Unlike his Russian counterpart in New Guinea, Schomburgk, as Rivière points out, seems to have had mixed feelings about what he had done and wrote that he ''was glad when the wicked work was finally and successfully accomplished''. In this act we can see a clear parallel with Burke and Hare, with the distinction that these mortal remains were snatched not to be dissected in a morgue but rather to be displayed in a museum. Urry describes what is probably the most savage and appalling example of the immoral actions routinely pursued by civilised medical and scientific institutions on the mortal remains of natives. William Lanney and Truganini, described as the last of the Tasmanian Aborigines, had asked to be buried in peace when their time came.
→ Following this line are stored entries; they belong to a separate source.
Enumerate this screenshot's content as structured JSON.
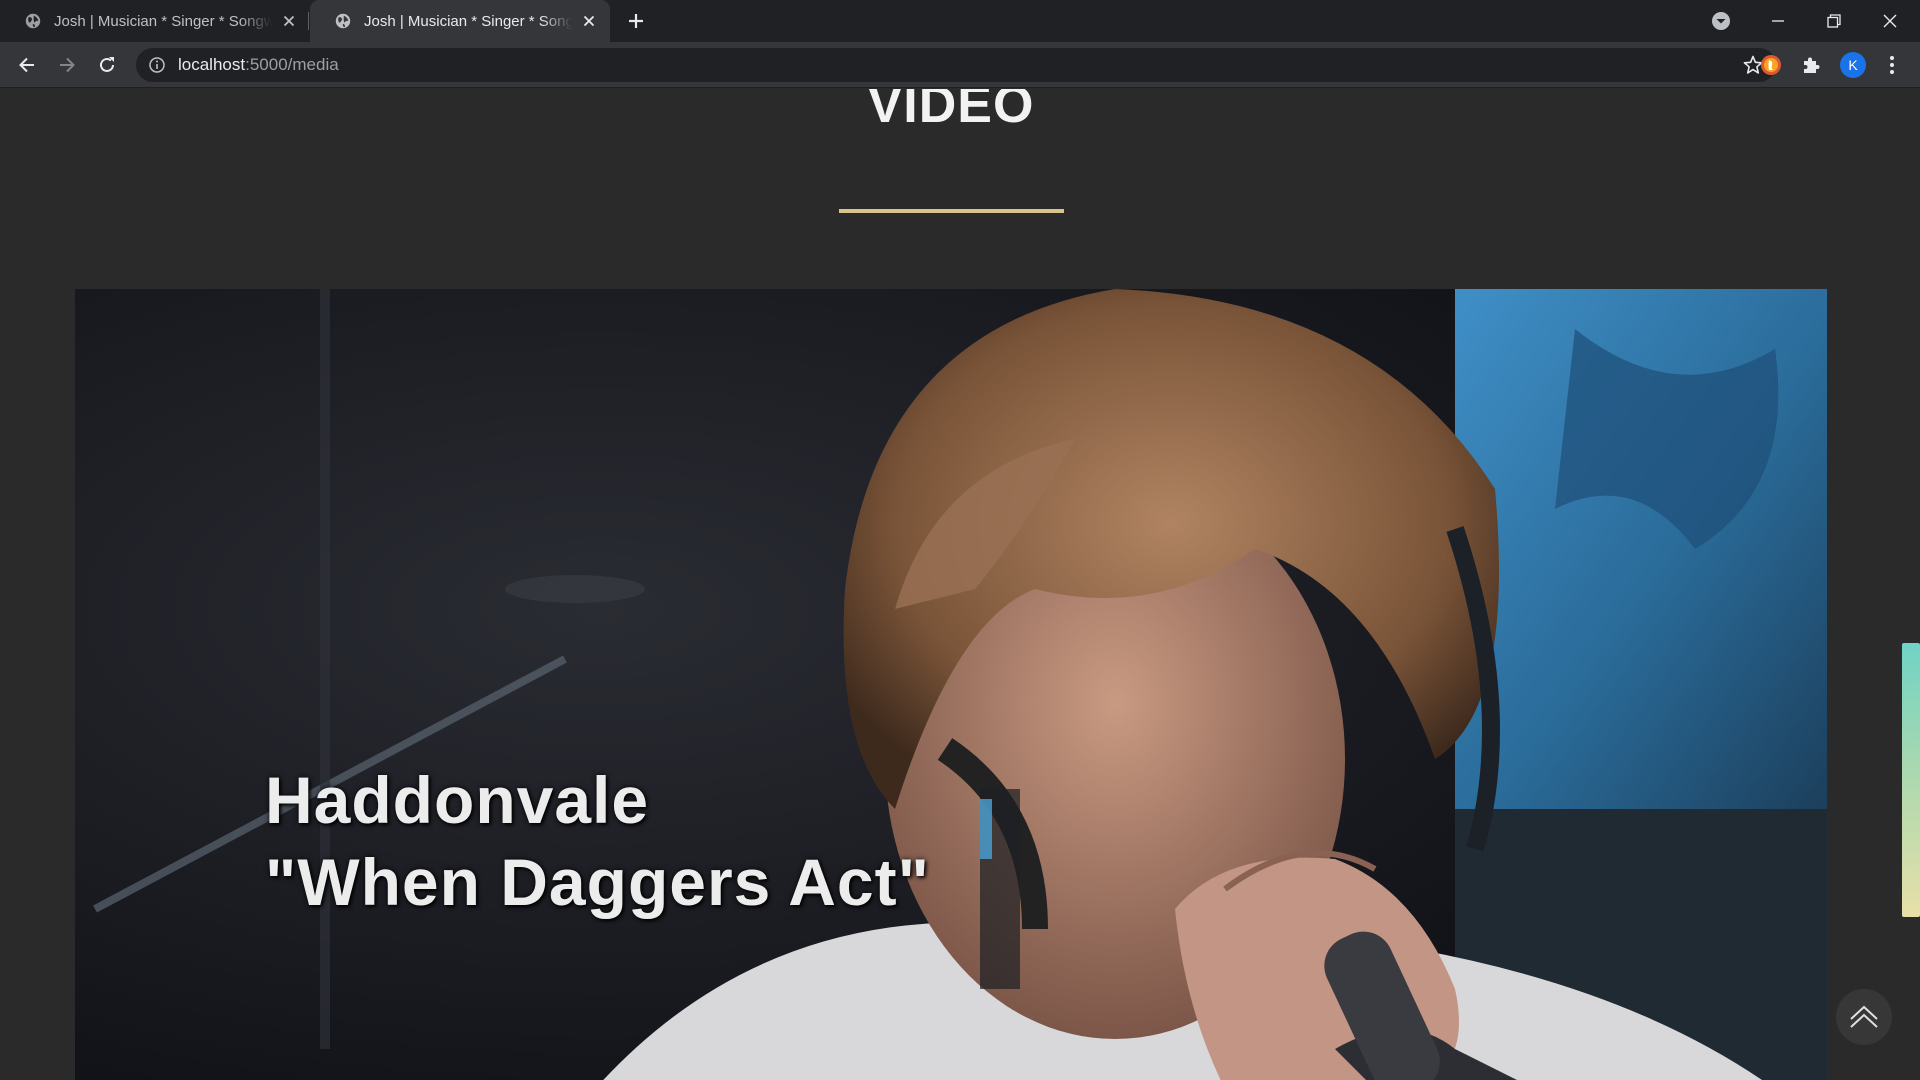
{
  "browser": {
    "tabs": [
      {
        "title": "Josh | Musician * Singer * Songwriter",
        "active": false
      },
      {
        "title": "Josh | Musician * Singer * Songwriter",
        "active": true
      }
    ],
    "address": {
      "host": "localhost",
      "path": ":5000/media"
    },
    "profile_initial": "K",
    "icons": {
      "tab": "globe-icon",
      "close": "close-icon",
      "new_tab": "plus-icon",
      "back": "arrow-left-icon",
      "forward": "arrow-right-icon",
      "reload": "reload-icon",
      "info": "info-icon",
      "bookmark": "star-icon",
      "extensions": "puzzle-icon"
    }
  },
  "page": {
    "section_heading": "VIDEO",
    "accent_color": "#d8c58a",
    "video": {
      "caption_line1": "Haddonvale",
      "caption_line2": "\"When Daggers Act\""
    },
    "back_to_top_icon": "double-chevron-up-icon"
  }
}
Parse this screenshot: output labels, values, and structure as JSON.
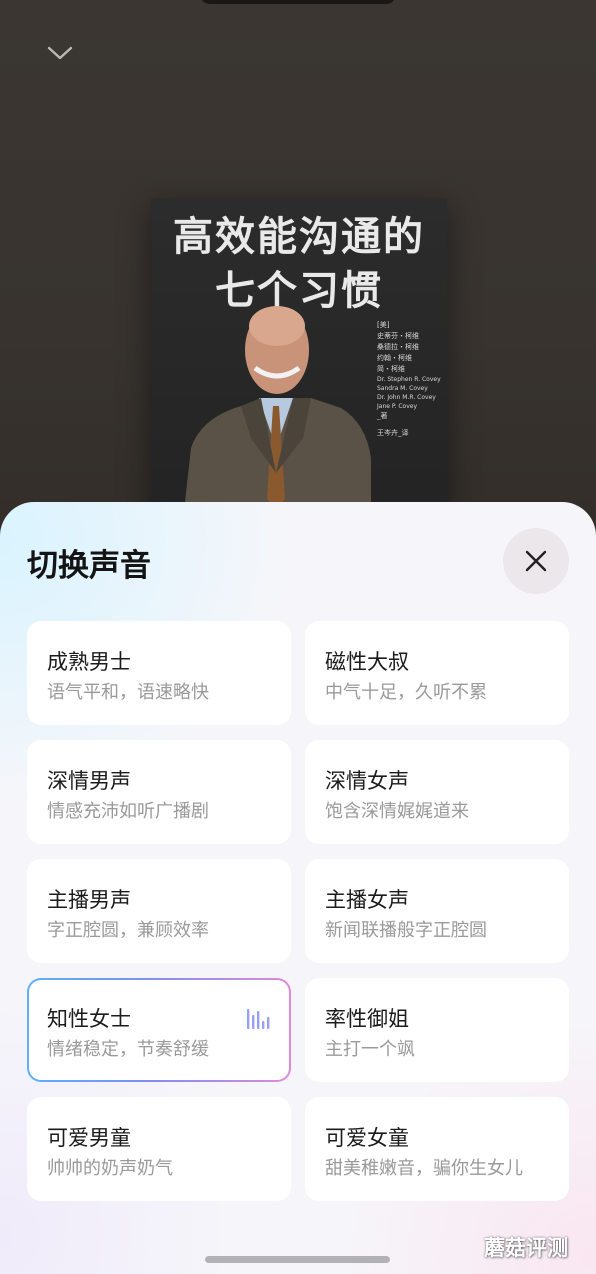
{
  "player": {
    "collapse_icon": "chevron-down-icon",
    "book": {
      "title_line1": "高效能沟通的",
      "title_line2": "七个习惯",
      "credits": [
        "[美]",
        "史蒂芬・柯维",
        "桑德拉・柯维",
        "约翰・柯维",
        "简・柯维",
        "Dr. Stephen R. Covey",
        "Sandra M. Covey",
        "Dr. John M.R. Covey",
        "Jane P. Covey",
        "_著",
        "王岑卉_译"
      ]
    }
  },
  "voice_sheet": {
    "title": "切换声音",
    "close_icon": "close-icon",
    "voices": [
      {
        "name": "成熟男士",
        "desc": "语气平和，语速略快",
        "selected": false
      },
      {
        "name": "磁性大叔",
        "desc": "中气十足，久听不累",
        "selected": false
      },
      {
        "name": "深情男声",
        "desc": "情感充沛如听广播剧",
        "selected": false
      },
      {
        "name": "深情女声",
        "desc": "饱含深情娓娓道来",
        "selected": false
      },
      {
        "name": "主播男声",
        "desc": "字正腔圆，兼顾效率",
        "selected": false
      },
      {
        "name": "主播女声",
        "desc": "新闻联播般字正腔圆",
        "selected": false
      },
      {
        "name": "知性女士",
        "desc": "情绪稳定，节奏舒缓",
        "selected": true
      },
      {
        "name": "率性御姐",
        "desc": "主打一个飒",
        "selected": false
      },
      {
        "name": "可爱男童",
        "desc": "帅帅的奶声奶气",
        "selected": false
      },
      {
        "name": "可爱女童",
        "desc": "甜美稚嫩音，骗你生女儿",
        "selected": false
      }
    ],
    "playing_icon": "audio-wave-icon"
  },
  "watermark": "蘑菇评测",
  "colors": {
    "selected_border_start": "#5bb0ff",
    "selected_border_end": "#e08ad8",
    "card_bg": "#ffffff",
    "sheet_bg": "#f6f6fa"
  }
}
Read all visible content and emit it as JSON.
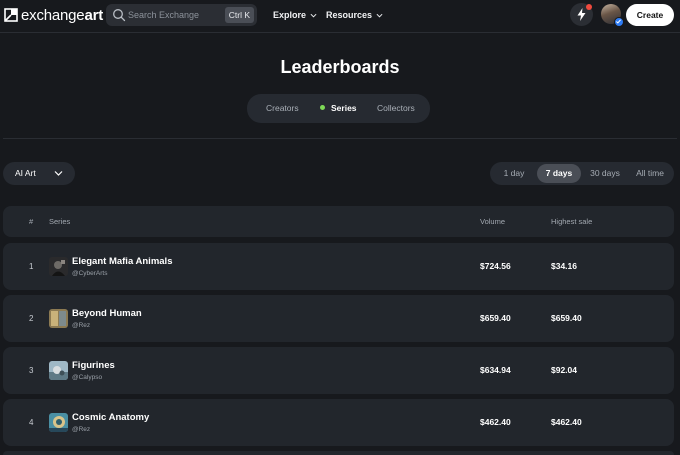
{
  "header": {
    "logo_light": "exchange",
    "logo_bold": "art",
    "search_placeholder": "Search Exchange",
    "search_shortcut": "Ctrl K",
    "nav": [
      {
        "label": "Explore"
      },
      {
        "label": "Resources"
      }
    ],
    "create_label": "Create",
    "colors": {
      "notification": "#f04a3e",
      "verified": "#2f7df6"
    }
  },
  "page": {
    "title": "Leaderboards",
    "tabs": [
      {
        "label": "Creators",
        "active": false
      },
      {
        "label": "Series",
        "active": true
      },
      {
        "label": "Collectors",
        "active": false
      }
    ],
    "active_dot_color": "#7ed957"
  },
  "filters": {
    "category": "AI Art",
    "time_ranges": [
      {
        "label": "1 day",
        "active": false
      },
      {
        "label": "7 days",
        "active": true
      },
      {
        "label": "30 days",
        "active": false
      },
      {
        "label": "All time",
        "active": false
      }
    ]
  },
  "table": {
    "columns": {
      "rank": "#",
      "series": "Series",
      "volume": "Volume",
      "highest_sale": "Highest sale"
    },
    "rows": [
      {
        "rank": "1",
        "name": "Elegant Mafia Animals",
        "handle": "@CyberArts",
        "volume": "$724.56",
        "highest_sale": "$34.16"
      },
      {
        "rank": "2",
        "name": "Beyond Human",
        "handle": "@Rez",
        "volume": "$659.40",
        "highest_sale": "$659.40"
      },
      {
        "rank": "3",
        "name": "Figurines",
        "handle": "@Calypso",
        "volume": "$634.94",
        "highest_sale": "$92.04"
      },
      {
        "rank": "4",
        "name": "Cosmic Anatomy",
        "handle": "@Rez",
        "volume": "$462.40",
        "highest_sale": "$462.40"
      }
    ]
  }
}
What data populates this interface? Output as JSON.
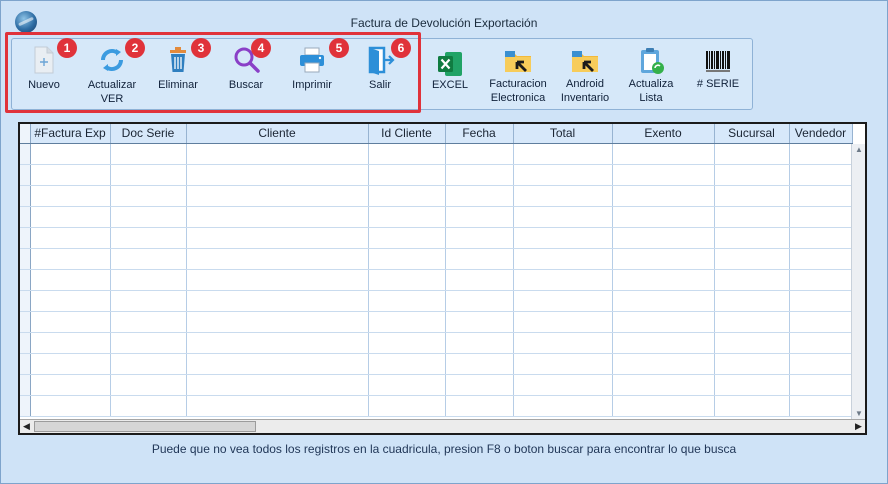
{
  "window": {
    "title": "Factura de Devolución  Exportación"
  },
  "toolbar": {
    "items": [
      {
        "label": "Nuevo",
        "icon": "new-document-icon",
        "badge": "1"
      },
      {
        "label": "Actualizar VER",
        "icon": "refresh-icon",
        "badge": "2"
      },
      {
        "label": "Eliminar",
        "icon": "trash-icon",
        "badge": "3"
      },
      {
        "label": "Buscar",
        "icon": "magnifier-icon",
        "badge": "4"
      },
      {
        "label": "Imprimir",
        "icon": "printer-icon",
        "badge": "5"
      },
      {
        "label": "Salir",
        "icon": "exit-door-icon",
        "badge": "6"
      },
      {
        "label": "EXCEL",
        "icon": "excel-icon"
      },
      {
        "label": "Facturacion Electronica",
        "icon": "folder-arrow-icon"
      },
      {
        "label": "Android Inventario",
        "icon": "folder-arrow-icon"
      },
      {
        "label": "Actualiza Lista",
        "icon": "clipboard-refresh-icon"
      },
      {
        "label": "# SERIE",
        "icon": "barcode-icon"
      }
    ]
  },
  "grid": {
    "columns": [
      "#Factura Exp",
      "Doc Serie",
      "Cliente",
      "Id Cliente",
      "Fecha",
      "Total",
      "Exento",
      "Sucursal",
      "Vendedor"
    ],
    "row_count": 13
  },
  "footer": {
    "hint": "Puede que no vea todos los registros en la cuadricula, presion F8 o boton buscar para encontrar lo que busca"
  },
  "colors": {
    "window_bg": "#cfe3f7",
    "header_bg": "#d7e8fa",
    "highlight": "#e0323a",
    "badge": "#e0323a"
  }
}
In 1869 Lanney died, and despite his wishes his corpse became the property of scientists. Urry gives an account of what took place next: In the morgue the body was viciously mutilated: the head, hands and feet removed and only the torso and limbs were left to bury. However, on the same night as the interment, two groups planned to exhume even these remains. Discovering their rivals had beaten them to the body, the leader of the other group smashed down the door to the morgue where the remains had been removed, only to discover ''a few particles of flesh'' remained.


This pack of wild scientific dogs each carried off a piece of the corpse; one took an ear, another the nose, yet another a part of an arm, and the greatest prize of all -- the head -- was never seen again. A particularly sinister postscript to the story consists of the making of a tobacco pouch out of Lanney''s skin by Dr Stockwell, who was the Chief House Surgeon of the Colonial Hospital as well as a distinguished member of the Royal Society of Tasmania. It is impossible not to make parallels between this particular act and the hawking of combs made from Apache bones in the Wild West, as well as more recent examples, such as the making of lampshades from the skin of Jews under the Nazi regime. Truganini died in 1876 and was duly buried. But her skeleton was later dug up so that it could be displayed in the museum of the Royal Society of Tasmania. One can imagine Dr Stockwell admiring her skeleton whilst puffing away on his pipe with tobacco drawn from the pouch made from her countryman''s skin. Finally in 1976 descendants of the Aboriginal Tasmanians regained control over her remains, which were then cremated and her ashes given up to the sea. It was by no means the case that instances of body-snatching were restricted to the minor players in the development of anthropology.


In fact many of the most important figures of this academic discipline on both sides of the Atlantic (whose work is still both admired in the profession an.